沈新月說“是”,刷卡推開門,把她拽進去,豎指警告,“別給我亂來。”

趕路半天,也累了,程意倒在床面,沖著天花板笑了會兒,撐起腦袋看她,“真分假分,哪種程度。”

“騙你幹嘛。”沈新月進衛生間,檢查她洗漱這些夠不夠用,“人家提的嘛,前前後後加起來都快一個月了。”

程意坐起來,把指甲一根一根掰了,殘餘的果凍膠撕下來。

她手很幹凈,指甲修剪得短短,戴不戴甲都好看。

沈新月坐在床尾巾,“那你行李是真沒帶假沒帶?”

“我聽你說,她們今天都來了,我想湊熱鬧,拍攝結束也跟著來了。”程意是模特。

她指甲掰完扔在被面,沈新月問她還要不要,不要扔了。

“你幫我扔吧,謝謝。”程意低頭專註扣指甲上果凍膠。

門窗都開著,走廊上有人經過,細長的影像一片葉子在頭頂飄游。

沈新月回頭,江有盈也恰好看來。

觸及她幽邃的眼,沈新月手中零碎的甲片紅得像炭,連帶心臟都被燙了下。

“欸!”沈新月追出去,站在辦公室門口。

江有盈垂眼撿起其中一片,在自己手指甲上比劃兩下,“這樣嗎?”

沈新月點頭,“用膠粘。”

“哦。”江有盈放回去,轉身要走。

沈新月彎腰把甲片扔進辦公桌旁邊垃圾桶。

江有盈站房間門口,回頭,“還有什麽事情嗎?”

當然有。

本人如此美艷一位前任,怎麽你一點不吃醋?沈新月想給她遞話筒。

“晚上吃啥。”沈新月沒膽。

“燒烤,不是你安排的嗎?肉我都腌上了。”江有盈手按在門把,往下壓了壓,又收回力道,“還有什麽想吃的,我去做。”

沈新月連連搖頭,“我不是說這個。”

況且,她怎麽好一直麻煩人家,免費食宿已經是很大的恩情了。

“晚上你們自己烤吧。”江有盈終於還是把門打開,“我要休息了。”

“砰——”

門扇把兩人隔絕。

沈新月隔著門默默捏了會兒自己的手指頭,回到程意房間坐著。

程意光腳踩在地板,“我不喜歡穿那種一次性拖鞋。”

沈新月只好回家給她找。

外婆床底下翻出來一雙,老式硬塑料,半透明那種黃,窄窄的鞋頭,走起來“噠噠噠”。

程意覺得還挺有意思的,“這款式只見我媽穿過。”

她猜得不錯,沈新月說:“就是我媽年輕時候穿的。”

“衣服呢?”程意又問。

沈新月快被她煩死了,“你不早說。”

程意好笑,“早跟你說了什麽都沒帶,是你心不在焉。”

她貼近些,在人耳邊講話,“怎麽,她沒反應啊,所以你不開心。”

沈新月“切”一聲,“她根本不會這麽想,我也不會,很無聊知道嗎?”

說完走了,把裏裏外外要穿的回房間搜羅幾套扔給她。

距離晚飯還有一兩個鐘頭,暴竹喝完酸梅湯就出去溜達了,丁苗叉腰在院子裏打電話,對面應該是當事人,溝通不暢,講話劈裏啪啦像放炮。

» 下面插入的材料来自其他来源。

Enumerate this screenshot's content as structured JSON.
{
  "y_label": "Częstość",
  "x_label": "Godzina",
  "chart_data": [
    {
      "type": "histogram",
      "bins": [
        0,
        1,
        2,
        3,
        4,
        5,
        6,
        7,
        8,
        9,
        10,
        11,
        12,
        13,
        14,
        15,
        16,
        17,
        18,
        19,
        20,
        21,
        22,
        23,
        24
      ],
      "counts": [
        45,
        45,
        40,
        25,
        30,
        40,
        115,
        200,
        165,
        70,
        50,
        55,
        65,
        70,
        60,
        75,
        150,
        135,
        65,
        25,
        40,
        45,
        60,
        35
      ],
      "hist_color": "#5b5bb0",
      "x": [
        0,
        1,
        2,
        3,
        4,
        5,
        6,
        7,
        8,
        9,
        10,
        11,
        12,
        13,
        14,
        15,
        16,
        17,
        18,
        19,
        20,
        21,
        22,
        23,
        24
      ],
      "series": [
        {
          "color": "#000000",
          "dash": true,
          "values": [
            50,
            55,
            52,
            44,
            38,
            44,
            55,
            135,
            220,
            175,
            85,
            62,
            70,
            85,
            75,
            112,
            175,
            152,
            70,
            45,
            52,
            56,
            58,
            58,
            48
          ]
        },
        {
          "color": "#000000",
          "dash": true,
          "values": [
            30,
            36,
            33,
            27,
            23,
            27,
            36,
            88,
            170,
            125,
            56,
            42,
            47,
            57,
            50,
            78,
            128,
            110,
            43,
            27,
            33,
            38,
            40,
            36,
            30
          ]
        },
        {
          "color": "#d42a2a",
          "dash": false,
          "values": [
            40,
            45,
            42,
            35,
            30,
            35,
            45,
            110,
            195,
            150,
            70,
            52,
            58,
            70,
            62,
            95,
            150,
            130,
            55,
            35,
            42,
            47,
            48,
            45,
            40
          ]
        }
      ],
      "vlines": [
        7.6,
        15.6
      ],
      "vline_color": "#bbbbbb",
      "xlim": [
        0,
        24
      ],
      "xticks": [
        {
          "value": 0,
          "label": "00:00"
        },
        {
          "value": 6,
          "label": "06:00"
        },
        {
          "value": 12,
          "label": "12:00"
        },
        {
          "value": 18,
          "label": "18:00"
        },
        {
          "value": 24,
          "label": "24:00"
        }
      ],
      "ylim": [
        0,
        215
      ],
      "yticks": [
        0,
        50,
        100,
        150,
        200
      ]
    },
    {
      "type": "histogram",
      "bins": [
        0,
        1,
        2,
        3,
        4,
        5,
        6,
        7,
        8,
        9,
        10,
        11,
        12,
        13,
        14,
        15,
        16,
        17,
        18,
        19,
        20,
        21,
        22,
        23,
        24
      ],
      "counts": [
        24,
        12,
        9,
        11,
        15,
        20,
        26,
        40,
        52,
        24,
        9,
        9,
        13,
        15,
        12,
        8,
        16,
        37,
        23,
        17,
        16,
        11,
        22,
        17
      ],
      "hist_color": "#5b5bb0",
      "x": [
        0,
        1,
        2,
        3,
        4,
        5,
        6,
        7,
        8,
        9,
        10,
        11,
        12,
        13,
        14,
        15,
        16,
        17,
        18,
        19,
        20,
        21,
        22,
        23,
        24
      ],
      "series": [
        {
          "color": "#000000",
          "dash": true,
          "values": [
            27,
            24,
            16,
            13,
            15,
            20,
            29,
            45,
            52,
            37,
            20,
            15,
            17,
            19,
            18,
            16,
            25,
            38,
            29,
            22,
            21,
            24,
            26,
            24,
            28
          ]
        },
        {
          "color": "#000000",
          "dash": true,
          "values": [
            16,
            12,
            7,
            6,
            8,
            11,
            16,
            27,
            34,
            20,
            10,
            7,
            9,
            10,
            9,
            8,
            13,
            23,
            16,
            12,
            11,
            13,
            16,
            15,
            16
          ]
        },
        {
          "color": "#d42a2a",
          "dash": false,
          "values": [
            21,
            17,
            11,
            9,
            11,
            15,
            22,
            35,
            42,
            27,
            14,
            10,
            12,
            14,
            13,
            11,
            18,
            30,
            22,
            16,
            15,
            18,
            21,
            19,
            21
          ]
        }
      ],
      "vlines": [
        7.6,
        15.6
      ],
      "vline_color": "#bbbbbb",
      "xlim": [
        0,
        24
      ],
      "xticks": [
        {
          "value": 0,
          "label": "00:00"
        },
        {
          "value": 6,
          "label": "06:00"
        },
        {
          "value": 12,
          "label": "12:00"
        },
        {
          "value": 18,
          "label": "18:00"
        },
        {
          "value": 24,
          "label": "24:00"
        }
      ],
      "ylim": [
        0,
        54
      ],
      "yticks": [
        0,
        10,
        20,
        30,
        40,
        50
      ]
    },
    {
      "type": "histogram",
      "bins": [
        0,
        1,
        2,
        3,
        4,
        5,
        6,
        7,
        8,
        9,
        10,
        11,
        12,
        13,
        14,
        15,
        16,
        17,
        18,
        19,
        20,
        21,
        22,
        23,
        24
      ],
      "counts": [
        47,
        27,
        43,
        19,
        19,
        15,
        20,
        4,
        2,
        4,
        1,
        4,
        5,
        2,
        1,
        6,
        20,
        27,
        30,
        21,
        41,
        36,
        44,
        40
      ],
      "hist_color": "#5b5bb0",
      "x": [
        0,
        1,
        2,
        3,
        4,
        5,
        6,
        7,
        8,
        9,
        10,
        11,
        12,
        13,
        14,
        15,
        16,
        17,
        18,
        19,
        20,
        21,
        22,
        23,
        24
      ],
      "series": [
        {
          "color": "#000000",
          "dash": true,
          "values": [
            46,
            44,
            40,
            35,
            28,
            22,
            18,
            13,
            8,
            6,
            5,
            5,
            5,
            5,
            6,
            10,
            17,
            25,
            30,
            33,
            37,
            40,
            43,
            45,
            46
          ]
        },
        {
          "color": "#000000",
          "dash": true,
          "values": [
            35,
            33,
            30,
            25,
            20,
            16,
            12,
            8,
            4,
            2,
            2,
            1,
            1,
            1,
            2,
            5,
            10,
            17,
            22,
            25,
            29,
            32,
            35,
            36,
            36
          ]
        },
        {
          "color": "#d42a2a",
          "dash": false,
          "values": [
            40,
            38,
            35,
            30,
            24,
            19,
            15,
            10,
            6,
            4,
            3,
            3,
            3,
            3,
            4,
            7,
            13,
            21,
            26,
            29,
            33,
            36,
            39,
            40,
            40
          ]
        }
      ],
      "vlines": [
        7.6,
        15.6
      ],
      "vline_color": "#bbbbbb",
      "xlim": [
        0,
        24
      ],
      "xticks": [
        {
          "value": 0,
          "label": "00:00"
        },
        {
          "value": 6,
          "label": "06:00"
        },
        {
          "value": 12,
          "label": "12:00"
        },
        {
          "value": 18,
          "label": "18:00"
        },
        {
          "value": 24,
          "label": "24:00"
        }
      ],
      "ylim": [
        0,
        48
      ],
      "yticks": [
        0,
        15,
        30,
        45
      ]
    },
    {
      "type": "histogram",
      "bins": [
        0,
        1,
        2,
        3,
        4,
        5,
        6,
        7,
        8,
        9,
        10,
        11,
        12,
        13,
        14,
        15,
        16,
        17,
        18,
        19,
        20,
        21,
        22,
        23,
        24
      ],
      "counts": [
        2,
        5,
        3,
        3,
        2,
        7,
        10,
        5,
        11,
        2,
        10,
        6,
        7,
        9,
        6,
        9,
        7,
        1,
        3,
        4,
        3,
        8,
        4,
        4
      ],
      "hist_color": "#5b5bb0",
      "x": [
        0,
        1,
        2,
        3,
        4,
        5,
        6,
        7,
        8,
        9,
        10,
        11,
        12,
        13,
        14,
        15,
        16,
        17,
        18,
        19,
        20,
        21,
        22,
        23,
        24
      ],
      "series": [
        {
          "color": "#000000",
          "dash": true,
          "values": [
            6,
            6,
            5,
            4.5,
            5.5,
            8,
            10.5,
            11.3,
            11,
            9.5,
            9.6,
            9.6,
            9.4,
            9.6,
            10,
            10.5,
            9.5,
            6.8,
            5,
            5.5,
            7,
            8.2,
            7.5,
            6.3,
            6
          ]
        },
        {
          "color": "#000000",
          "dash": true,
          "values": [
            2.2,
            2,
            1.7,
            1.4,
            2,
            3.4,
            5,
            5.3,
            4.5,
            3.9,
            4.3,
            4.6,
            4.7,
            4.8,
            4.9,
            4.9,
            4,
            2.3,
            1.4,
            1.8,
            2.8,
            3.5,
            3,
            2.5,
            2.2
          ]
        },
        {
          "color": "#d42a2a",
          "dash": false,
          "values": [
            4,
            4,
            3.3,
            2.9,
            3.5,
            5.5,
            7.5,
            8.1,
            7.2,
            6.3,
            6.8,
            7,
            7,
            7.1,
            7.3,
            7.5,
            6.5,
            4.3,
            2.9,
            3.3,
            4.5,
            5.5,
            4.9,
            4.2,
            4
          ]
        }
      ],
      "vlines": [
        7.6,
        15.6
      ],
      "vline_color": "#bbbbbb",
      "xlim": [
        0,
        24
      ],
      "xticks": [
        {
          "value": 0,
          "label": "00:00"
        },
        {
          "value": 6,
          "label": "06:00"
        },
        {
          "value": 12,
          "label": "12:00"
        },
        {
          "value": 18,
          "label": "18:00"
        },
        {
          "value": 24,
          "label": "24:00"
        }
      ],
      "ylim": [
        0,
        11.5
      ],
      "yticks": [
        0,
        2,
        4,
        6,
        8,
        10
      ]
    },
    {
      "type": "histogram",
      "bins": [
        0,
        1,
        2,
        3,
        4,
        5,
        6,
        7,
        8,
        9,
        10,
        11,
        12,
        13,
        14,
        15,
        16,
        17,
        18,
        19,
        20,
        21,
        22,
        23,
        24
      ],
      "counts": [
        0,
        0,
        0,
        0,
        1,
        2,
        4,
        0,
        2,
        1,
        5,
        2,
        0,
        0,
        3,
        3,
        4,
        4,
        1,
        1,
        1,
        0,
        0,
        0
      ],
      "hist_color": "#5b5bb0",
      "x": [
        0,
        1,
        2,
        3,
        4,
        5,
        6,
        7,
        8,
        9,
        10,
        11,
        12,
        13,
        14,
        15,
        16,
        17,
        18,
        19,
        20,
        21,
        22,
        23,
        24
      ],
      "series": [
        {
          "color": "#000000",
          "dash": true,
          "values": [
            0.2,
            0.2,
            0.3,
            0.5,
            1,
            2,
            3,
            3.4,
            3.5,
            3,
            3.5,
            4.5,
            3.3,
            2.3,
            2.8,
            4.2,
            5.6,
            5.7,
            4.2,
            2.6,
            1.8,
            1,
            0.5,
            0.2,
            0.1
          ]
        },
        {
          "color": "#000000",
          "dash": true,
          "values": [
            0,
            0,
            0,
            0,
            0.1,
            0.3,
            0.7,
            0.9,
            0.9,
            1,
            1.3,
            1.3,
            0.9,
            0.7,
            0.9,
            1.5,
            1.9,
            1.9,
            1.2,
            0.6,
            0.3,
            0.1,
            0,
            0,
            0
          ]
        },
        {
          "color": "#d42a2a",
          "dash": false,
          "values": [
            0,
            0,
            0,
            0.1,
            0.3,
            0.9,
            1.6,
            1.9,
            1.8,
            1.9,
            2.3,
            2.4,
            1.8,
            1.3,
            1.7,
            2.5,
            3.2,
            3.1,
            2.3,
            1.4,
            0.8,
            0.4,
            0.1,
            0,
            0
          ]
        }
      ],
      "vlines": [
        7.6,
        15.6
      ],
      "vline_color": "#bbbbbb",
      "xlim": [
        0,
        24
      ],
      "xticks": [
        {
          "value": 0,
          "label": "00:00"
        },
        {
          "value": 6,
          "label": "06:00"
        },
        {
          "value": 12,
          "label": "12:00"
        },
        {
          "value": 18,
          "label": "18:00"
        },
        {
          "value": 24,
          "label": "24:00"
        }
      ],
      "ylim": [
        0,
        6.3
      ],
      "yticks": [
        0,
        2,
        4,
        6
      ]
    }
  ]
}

程意換了拖鞋去衛生間沖腳,半躺著床上晾著,枕頭墊背,看窗外的大樹,感受夏天的風絲絲吹拂在臉上。

“真漂亮啊這地方,怪不得你一來了就不想走,再談個戀愛,更是美滿。真讓人羨慕。”

沈新月坐在床尾的位置,不時擡頭看一眼門口。

隔壁靜悄悄的,江有盈真睡下了?

來秀坪以後她穿著打扮都很隨意,入夏常常是短袖配褲衩,一雙粉紅塑料涼拖走天下,頭發大多時候紮起來,黑亮一捆。

她騎坐在床尾那尖尖角,小腿斜支著,手撐在膝,四肢細細長長,嘟個嘴,身體前後那麽晃。

程意伸腿踹了她一腳,“幹什麽你,望妻石啊,不用打工的嗎?”

“現在就在打工。”沈新月頭也沒回。

“你這個老板,按照我過往經驗分析,不是會跟女人搶女人的那種女人。”程橙床上翻了個身,說道。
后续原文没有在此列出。